長弟の結婚式のため、娘たちを連れ熊本へ帰省した。式は鹿児島市内で行われる。まずは熊本の実家で数日過ごし、そこから両親とわたしたちで鹿児島へ移動する流れ。

ということで、実家で改めて荷造りする必要があった。熊本に来て3日目、忘れ物の無きよう細かいものをポーチにしまっていると、隣の部屋にいた実母がわたしに声をかけてきた。

「かなちゃん、気付かんね?」

一瞬で血の気が引く。「気付く」…だと…?
しかしすかさず、平静を装い返事をする。

「なんがー?」

「気付かんね?」…つまりこの2日間、わたしは気が付いていない…ということ…?何だ、何を見落としたんだ?この母の声のトーン、感情はプラスなのかマイナスなのか?家の変化?母自身のこと?なんだ、なんだ、なんだなんだ。

ここまでの思考、およそ0.5秒、隣室へ移動。何食わぬ顔で、しかし内心戦々恐々、母のもとへ。

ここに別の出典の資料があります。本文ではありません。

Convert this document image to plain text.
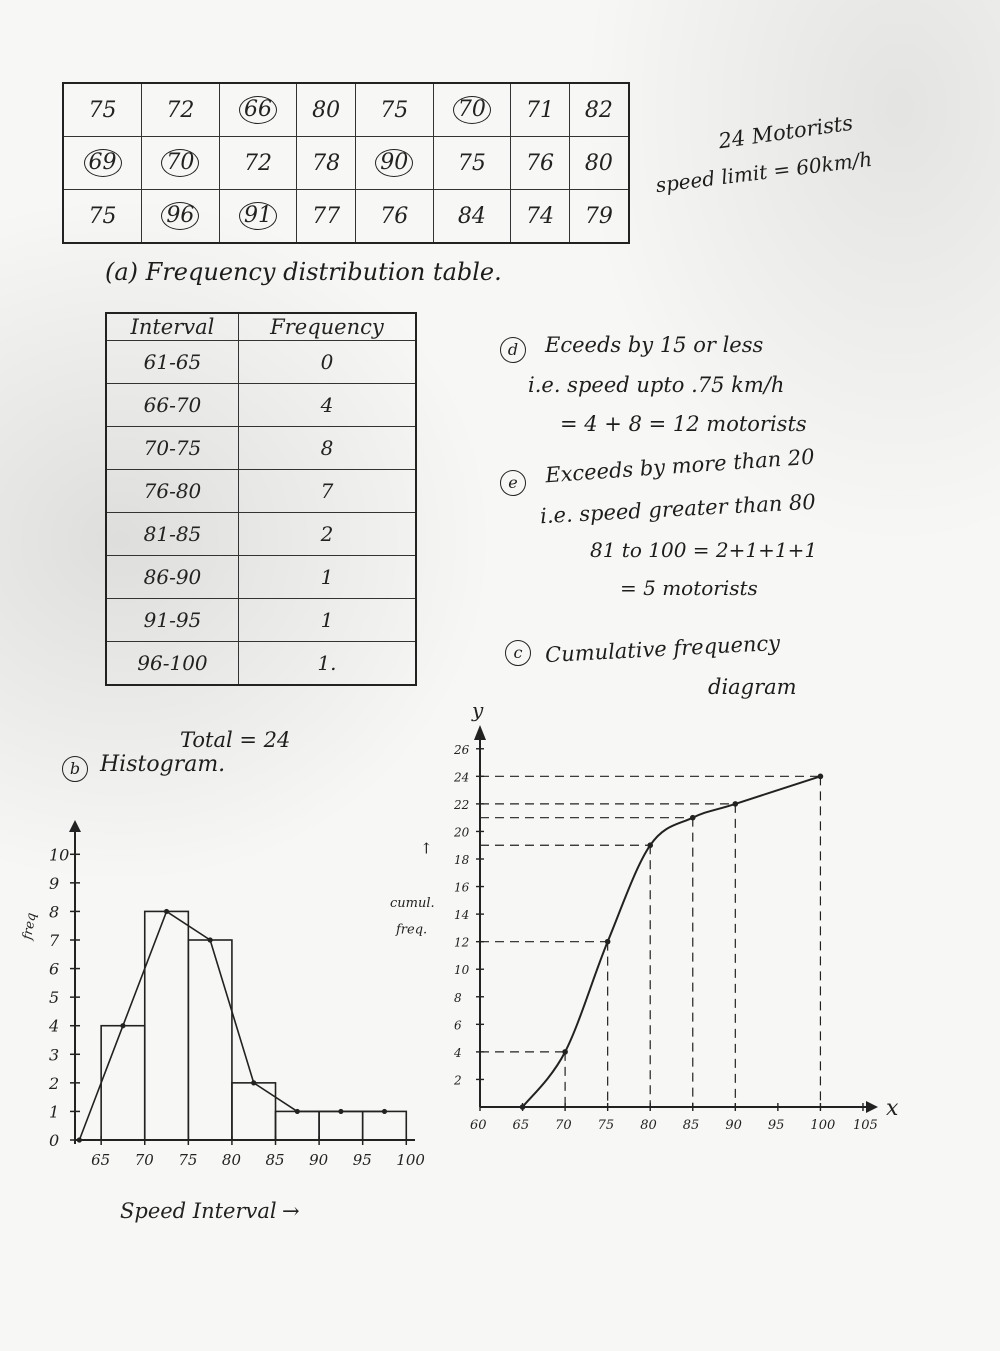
75	72	66	80	75	70	71	82
69	70	72	78	90	75	76	80
75	96	91	77	76	84	74	79
24 Motorists
speed limit = 60km/h
(a) Frequency distribution table.
Interval	Frequency
61-65	0
66-70	4
70-75	8
76-80	7
81-85	2
86-90	1
91-95	1
96-100	1.
Total = 24
d	Eceeds by 15 or less
i.e. speed upto .75 km/h
= 4 + 8 = 12 motorists
e	Exceeds by more than 20
i.e. speed greater than 80
81 to 100 = 2+1+1+1
= 5 motorists
c	Cumulative frequency
diagram
b Histogram.
0
1
2
3
4
5
6
7
8
9
10
65 70 75 80 85 90 95 100
freq
Speed Interval →
y
x
2
4
6
8
10
12
14
16
18
20
22
24
26
60 65 70 75 80 85 90 95 100 105
cumul.
freq.
↑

振り返った母は化粧をするため眼鏡を外し、わざとらしく目をぱちぱちさせながらわたしを見つめる。そうか、顔か。わたしも見つめ返す。

「あっ!まつ毛。エクステ?」
「そうたい!結婚式だけんね、こないだ付けたったい、わかるね?」
「うん眼鏡しとると気付かんかったけど、こうやって見たら分かる、いいなー」
「よかろ?!アンタの結婚式のときもしたし、こがん時しかせんけんね」

母娘の会話を繰り広げつつ、胸を撫で下ろす。あぁドキドキした…!

いやはや、ちゃんと気付けて良かった。自室で荷造りを再開。

それにしても。

衣類を詰め込みながら、思う。
世の男性方は日常的に、女性からの「気付いて、察して」の重圧に耐えているのか。
あまりのプレッシャーではないか。同情の念が湧く。

やれ髪型だのネイルだの見た目の変化には、(事の大小にかかわらず)先方の申告の前に気づき、コメントせねばならない。自宅や料理などのちょっとした違いについても同様である。

また時には恐ろしくも、「何か気付かない?」などと相手を試すようなことまで言い出す。

「あれ、もしかしていつもとアイシャドウの色が違う?」
「わかる?ちょっと変えてみた」
「へぇ、いいんじゃない、似合うよ」

パーフェクトだ。そう、ここには「褒める」要素まで含まれているのだ。言わなくても気付いてね、そして褒めてよね。恐るべき強要。大前提として、この「気付いてほしい変化」を本人はポジティブに捉えている。だからこそ気付いてほしい、要は褒めてほしいのである。

そして身勝手なことに、女性はその「気付き」をある種の愛情の尺度だと思い込んでいるため、パートナーが見逃したり回答に失敗したりしようものなら…。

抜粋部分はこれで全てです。